You cheated on me: you were seeking spiritual guidance from the enlightened souls like Yogananda Paramhansa, Sri Aurobindo, and Lord Buddha himself. You used to meditate and seek silent peace and harmony in your corner in front of your almirah while I used to play loud music and struggled with futile desires of collection of music and stupid movies, never once you tried initiating me in to your mystic world of serenity and spirituality. You even went to satsangs and yogoda and I used to criticize you and mummy for adopting such paths which I felt were meant for the weaker beings.
But and not a just a simple BUT, in fact what can be called as a POWER OF TIME and Destiny’s footfalls I had to come to HIS HOUSE , to kneel in front of HIM , to seek his approval---- to know the answers I had to download GOD and since last two months or so my quest for his grace lead me utilize my old buddy , my computer to aid me in finding the answers.
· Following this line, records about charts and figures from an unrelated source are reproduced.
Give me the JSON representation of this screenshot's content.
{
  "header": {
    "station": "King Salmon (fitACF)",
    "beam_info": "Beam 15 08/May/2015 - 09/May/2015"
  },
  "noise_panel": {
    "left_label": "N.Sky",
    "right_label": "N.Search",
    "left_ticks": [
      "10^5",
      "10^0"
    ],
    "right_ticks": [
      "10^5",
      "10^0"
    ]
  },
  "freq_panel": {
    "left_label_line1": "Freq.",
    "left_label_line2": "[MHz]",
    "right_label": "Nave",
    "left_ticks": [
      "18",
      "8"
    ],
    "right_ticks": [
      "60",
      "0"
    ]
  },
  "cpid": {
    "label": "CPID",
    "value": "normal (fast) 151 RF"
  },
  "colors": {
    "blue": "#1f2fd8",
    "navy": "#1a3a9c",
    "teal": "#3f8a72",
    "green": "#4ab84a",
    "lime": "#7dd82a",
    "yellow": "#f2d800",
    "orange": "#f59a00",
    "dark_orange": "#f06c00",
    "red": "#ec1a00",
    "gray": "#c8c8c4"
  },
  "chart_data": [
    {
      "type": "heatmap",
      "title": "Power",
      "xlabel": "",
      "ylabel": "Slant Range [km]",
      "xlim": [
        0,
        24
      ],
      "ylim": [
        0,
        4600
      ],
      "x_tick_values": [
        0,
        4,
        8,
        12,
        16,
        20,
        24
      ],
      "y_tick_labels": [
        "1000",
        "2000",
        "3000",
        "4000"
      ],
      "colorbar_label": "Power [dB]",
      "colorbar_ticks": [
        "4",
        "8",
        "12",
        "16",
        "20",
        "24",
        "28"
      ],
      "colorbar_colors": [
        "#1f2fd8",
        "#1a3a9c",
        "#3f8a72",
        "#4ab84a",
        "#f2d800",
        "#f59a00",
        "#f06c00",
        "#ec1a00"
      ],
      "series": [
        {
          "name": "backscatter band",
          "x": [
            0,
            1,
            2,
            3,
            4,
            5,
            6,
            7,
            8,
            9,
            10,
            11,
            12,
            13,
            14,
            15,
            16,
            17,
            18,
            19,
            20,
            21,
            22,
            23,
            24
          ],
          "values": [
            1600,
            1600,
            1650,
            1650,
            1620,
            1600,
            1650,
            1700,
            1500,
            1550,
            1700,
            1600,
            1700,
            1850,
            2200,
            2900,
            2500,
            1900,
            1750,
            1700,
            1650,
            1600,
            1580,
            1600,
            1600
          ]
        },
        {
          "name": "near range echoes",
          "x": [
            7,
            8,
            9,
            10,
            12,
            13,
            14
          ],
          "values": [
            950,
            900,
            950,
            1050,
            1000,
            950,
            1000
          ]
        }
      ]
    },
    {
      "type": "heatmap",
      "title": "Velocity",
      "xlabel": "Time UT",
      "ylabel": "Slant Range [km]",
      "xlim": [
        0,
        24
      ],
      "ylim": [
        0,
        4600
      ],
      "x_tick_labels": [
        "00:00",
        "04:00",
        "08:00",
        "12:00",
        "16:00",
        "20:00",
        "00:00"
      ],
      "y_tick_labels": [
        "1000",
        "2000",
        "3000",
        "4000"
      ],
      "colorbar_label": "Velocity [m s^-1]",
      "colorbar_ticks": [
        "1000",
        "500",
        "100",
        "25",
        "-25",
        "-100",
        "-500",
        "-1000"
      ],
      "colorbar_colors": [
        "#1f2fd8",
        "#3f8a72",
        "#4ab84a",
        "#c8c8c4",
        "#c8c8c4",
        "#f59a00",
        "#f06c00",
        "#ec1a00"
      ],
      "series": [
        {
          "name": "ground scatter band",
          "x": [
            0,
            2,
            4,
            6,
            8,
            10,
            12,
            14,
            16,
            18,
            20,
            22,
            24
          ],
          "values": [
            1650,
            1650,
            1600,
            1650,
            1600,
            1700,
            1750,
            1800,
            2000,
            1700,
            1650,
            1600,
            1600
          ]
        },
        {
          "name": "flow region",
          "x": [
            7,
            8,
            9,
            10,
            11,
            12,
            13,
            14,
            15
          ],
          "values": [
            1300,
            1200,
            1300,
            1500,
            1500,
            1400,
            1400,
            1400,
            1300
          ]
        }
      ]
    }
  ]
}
Somehow and somewhat foolishly but yet with profound humility I feel indebted to destiny for creating such an environment for me where all the variables and all this shock of unbearable pain of separation from my loved ones lead me to this sacred path finally.
First thing that I realized was that my approach was mammothly wrong when kutum left us, that feeling of a void would have been similar for you as I feel all these days and my approach was to make you come out of that sadness by immersing yourself in this mayajaal, but when it came over me I instantly realized that the approach was wrong and this cosmic illusion , all this worldly wisdom and scenic beauties and all the mortal pleasures all together can’t even give you even a seconds comfort and solace and all that want is to go back in time and undo the things which separated you from your loved ones. That’s what the true treasure of our lives is and that’s where the real happiness lies, that is in the hearts of your loved ones and the ordinary day infused with their presence and voices.
The first book that I picked up was the Autobiography of a Yogi. Then the stage was set and I read Man’s Eternal Quest and then Divine Romance and then Journey to Self Realization and then many others I made friends with. Then I picked up the book written by MOTHER –Question and Answers. I looked in your corner and found several of your favorite books stacked and tried finding answers in them. Then I searched the whole house for the books which you bought and found the POWER OF THOUGHT, Awaken the MIND and the Synthesis of yoga by Sri Aurobindo.
Well my quest for the answers will continue and my journey to self realization is well begun and it gives me a lot of peace and strength to wait patiently for my loved ones to come back and sooth my aching heart.